Chinese Demand and Yuan Devaluation

Bank deposits in China amount to roughly $22 Trillion.  Since the middle of 2015 the PBOC (People’s Bank of China) has been trying to simultaneously devalue the Yuan against a basket of currencies representing key trading partners and scare away speculators betting on such a strategic devaluation.  This is just one country among many countries facing challenges related to state-sponsored fiat.  The Chinese as a whole are no strangers to Bitcoin given the large presence of miners in China and China’s experience with Bitcoin in the 2012-2013 huge bull market.

If merely 1% of these funds sitting in bank deposits fled to Bitcoin even if only as speculation or a place to store value that is $220 Billion in funds versus the current market cap of about $10 Billion for BTC.  China is only one nation, granted a very large one, in a world where nations such as Japan and others are starting to see Bitcoin trading volume pick up speed.  Capital flight to evade devaluations and currency controls has the potential to make an enormous impact on BTC as a Store of Value.

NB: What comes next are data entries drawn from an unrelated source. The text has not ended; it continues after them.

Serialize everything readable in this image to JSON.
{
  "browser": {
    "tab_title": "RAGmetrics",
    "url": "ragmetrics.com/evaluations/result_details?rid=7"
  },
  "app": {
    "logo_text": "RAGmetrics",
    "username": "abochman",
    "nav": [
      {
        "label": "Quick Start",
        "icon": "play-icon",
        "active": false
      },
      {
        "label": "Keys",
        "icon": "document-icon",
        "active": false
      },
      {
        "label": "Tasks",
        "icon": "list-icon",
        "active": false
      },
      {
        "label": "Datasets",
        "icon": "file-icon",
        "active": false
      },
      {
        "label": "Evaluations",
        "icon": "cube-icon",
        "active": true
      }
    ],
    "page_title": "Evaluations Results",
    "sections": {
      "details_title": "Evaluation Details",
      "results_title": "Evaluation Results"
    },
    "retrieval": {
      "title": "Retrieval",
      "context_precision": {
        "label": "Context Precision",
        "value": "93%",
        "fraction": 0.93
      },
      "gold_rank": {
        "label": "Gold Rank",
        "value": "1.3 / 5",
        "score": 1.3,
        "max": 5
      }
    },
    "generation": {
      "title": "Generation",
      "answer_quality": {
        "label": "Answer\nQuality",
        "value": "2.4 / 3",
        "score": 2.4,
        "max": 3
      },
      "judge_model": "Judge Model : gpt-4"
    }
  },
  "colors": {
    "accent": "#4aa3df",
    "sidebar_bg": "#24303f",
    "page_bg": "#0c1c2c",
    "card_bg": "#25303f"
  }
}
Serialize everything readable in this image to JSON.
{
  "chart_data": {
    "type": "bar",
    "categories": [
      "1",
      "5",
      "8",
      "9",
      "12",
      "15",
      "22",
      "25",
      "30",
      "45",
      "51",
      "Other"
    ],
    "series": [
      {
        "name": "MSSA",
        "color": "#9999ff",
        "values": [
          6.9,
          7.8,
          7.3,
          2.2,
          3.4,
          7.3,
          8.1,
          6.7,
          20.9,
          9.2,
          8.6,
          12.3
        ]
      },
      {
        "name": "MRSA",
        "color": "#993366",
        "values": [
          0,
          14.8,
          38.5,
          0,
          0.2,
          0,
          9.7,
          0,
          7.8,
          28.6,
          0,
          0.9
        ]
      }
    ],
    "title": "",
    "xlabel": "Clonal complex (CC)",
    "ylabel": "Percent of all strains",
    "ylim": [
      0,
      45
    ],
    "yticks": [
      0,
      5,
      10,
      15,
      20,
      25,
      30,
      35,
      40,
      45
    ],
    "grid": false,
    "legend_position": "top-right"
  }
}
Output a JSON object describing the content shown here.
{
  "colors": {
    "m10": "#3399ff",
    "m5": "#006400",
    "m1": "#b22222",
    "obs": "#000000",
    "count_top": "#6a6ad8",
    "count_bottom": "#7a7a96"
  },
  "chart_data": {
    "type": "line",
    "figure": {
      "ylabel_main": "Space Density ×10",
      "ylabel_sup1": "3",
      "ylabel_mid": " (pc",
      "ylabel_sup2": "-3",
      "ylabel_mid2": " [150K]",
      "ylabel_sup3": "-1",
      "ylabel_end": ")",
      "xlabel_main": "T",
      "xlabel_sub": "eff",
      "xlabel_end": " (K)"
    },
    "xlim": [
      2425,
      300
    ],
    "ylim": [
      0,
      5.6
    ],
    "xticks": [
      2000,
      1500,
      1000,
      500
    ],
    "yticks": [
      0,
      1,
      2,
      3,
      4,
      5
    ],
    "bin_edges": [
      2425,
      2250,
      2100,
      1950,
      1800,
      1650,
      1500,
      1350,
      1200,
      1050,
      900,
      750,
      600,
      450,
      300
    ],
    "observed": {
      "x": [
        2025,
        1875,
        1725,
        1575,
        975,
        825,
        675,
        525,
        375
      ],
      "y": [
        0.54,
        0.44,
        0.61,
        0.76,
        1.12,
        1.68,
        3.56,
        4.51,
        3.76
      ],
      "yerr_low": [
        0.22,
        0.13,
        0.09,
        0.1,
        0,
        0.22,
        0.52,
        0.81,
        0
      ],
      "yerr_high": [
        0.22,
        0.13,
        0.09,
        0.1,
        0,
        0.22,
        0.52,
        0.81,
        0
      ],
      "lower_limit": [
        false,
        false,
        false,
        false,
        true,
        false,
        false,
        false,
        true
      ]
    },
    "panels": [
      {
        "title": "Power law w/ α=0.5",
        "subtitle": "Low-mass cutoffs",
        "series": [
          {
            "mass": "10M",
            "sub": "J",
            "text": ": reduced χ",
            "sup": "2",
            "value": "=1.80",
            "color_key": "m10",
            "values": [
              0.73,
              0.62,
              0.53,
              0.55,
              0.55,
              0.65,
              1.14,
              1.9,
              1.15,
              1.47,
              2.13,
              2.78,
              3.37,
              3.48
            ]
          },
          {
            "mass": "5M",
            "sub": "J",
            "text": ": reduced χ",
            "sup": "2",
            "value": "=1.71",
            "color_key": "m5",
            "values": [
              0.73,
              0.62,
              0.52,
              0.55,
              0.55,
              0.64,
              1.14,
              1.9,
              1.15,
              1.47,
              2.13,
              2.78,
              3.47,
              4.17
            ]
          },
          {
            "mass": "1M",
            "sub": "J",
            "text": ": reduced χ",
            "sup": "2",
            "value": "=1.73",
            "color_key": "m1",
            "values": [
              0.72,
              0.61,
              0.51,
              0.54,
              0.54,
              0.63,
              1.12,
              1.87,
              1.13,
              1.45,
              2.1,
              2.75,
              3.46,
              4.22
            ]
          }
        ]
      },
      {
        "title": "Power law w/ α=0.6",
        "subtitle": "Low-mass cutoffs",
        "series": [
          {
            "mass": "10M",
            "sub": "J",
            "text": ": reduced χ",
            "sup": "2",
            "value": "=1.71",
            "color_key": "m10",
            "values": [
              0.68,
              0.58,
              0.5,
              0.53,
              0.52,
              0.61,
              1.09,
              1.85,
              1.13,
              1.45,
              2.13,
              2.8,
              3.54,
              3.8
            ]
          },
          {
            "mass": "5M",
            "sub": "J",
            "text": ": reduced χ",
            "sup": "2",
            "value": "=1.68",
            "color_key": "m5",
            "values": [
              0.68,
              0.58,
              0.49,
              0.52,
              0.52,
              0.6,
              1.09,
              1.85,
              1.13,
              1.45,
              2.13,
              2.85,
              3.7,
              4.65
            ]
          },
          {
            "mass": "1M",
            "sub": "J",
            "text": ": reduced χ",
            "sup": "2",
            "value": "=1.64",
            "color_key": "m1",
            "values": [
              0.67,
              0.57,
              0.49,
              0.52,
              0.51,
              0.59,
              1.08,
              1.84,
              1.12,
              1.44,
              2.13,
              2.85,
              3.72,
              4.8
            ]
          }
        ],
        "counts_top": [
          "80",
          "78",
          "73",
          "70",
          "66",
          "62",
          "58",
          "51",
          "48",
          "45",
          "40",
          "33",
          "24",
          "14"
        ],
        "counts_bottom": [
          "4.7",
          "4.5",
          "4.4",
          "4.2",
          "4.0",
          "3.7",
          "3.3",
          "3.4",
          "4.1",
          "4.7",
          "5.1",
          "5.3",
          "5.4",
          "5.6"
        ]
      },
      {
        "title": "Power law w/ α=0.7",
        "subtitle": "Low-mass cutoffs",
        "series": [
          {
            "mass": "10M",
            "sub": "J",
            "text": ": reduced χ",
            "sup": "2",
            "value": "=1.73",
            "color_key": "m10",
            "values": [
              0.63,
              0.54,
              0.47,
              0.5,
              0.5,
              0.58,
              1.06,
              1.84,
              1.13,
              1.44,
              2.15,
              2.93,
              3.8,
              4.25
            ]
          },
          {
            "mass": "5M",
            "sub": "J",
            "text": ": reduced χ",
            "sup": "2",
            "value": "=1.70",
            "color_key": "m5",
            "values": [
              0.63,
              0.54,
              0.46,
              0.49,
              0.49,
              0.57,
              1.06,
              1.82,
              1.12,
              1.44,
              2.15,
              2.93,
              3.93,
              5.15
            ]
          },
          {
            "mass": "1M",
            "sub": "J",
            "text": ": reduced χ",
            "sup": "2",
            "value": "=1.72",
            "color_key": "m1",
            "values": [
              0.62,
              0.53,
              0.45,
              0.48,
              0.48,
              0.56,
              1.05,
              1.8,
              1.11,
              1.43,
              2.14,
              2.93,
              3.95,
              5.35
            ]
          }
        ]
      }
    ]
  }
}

More and more citizens in China, and any other nation, will see that governments have a horrendous track record of protecting the Store of Value component of state-sponsored currencies.  Inevitably more people will understand that the core tenets of Bitcoin enforce scarcity and that it is an excellent asset that can be saved, retrieved, exchanged, and predictably useful at a later time.  This will lead more people to ask why they are leaving fiat stored in traditional checking and savings accounts.  Just shifting 1% of the funds residing in such accounts in only China could vault Bitcoin’s market value, and performance as a Store of Value, higher by a factor of more than 20x.

The intent of this analysis is not to proclaim that instantaneously trillions and trillions of dollars will all try to flood into Bitcoin at the same time starting right now.  Rather, part of the intent is to revisit how very basic mathematics and very conservative assumptions can create scenarios where mathematically there is immense upward pressure on the market cap of Bitcoin.

Historically people used currency, precious metals such as gold and silver, physical assets, and securities like bonds or equities as a Store of Value.  The world has never seen another option whose scarcity is guaranteed by mathematics and not manipulated by a small, select group of humans.  Just very small adjustments made by more people and institutions over time will mathematically create demand for Bitcoin that overwhelms the supply of Bitcoin available at the current price.  The result will be a further resumption of the upward trend in Bitcoin’s market value thus reinforcing an increasing appreciation for and use of Bitcoin as a Store of Value.